Agenda-setting intelligence, analysis and advice for the global fashion community.
PARIS, France — "I wanted the clothes to look like they were evaporating," said Rick Owens of his new collection. "Mohair evaporating into the air, the hair like chrysalis cocoon things melting into the ether." He was trying to convey the idea of the eternal continuum, the energy that was there before us and will be there after us, manifesting for a brief moment as matter. Us.
“It’s reassuring that I’m not going to die, that I’m going to become part of everything and everything is a part of me,” Owens continued. Of course he’s scared of death, he admitted, but he wanted to offer an ideal point of view. “We’re all human. We can look at ideas and point ourselves in that direction and hope to capture that mood.”
And that’s what his majestic show attempted. It was called Mastodon, like his men’s presentation in January. Implicit in that was the idea of extinction, the dystopian consequence of change. And yet the vision offered by the show was, in a prime Owens paradox, practically utopian, with its ethereal softness, its organic colour palette of whites, browns, greens and oranges, and its “graceful acceptance of change”, as the designer dubbed it.

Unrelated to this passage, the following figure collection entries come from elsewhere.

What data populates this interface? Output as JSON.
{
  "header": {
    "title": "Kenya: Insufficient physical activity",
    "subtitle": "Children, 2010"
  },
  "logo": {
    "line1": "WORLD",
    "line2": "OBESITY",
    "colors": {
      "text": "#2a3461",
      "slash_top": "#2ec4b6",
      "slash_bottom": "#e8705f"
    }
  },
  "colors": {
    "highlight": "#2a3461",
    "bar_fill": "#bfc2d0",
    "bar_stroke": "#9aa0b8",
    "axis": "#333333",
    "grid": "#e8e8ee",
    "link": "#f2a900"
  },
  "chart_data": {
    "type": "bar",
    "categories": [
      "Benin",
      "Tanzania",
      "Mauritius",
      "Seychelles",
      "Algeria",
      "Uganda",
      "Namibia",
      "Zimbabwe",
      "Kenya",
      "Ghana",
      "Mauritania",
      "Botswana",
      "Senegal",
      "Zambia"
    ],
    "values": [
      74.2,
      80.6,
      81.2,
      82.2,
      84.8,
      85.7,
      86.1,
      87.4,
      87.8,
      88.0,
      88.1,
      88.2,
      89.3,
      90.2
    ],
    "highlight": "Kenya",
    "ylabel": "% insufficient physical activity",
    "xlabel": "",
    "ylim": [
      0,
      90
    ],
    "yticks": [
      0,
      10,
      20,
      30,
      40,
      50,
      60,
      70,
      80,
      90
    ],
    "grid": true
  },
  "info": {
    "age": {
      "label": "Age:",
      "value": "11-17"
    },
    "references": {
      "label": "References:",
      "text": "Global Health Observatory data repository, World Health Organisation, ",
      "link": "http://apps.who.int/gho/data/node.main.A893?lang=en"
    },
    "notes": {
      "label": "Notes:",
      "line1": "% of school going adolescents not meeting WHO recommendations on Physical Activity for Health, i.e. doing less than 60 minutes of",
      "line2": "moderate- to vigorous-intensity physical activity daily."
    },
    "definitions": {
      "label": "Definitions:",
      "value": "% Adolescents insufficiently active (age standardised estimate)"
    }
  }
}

"I shut myself in my studio and draped every single piece personally. My handwriting is all over these clothes. That's what I'm sending out as a poetic gesture."
The clothes were caught in the primal act of becoming. One coat featured an embroidery of ooze ("cupcake frosting" the fulsome shownotes called it), an aestheticised version of the tar pit sludge that Owens dribbled over his men's collection. Dresses were trailed in coiling masses of mohair, the melting he spoke of. Mutant cargo pants had legs the width of a mastodon's. They were paired for the last look with a bolero made of leather scales. How often does an Owens outfit look like a new life form?
Changes in the natural world were clearly on Owens’s mind. But, as he accepted that multiple forms of life have risen and fallen in Planet Earth’s life span, he was less reconciled to the changes the fashion industry currently faces. “This is my personal response, the only thing I can contribute,” he said. “I shut myself in my studio and draped every single piece personally. My handwriting is all over these clothes. That’s what I’m sending out as a poetic gesture.” His implication was obvious: there is no poetry in the straight-to-customer farrago that is currently tying the industry up in knots.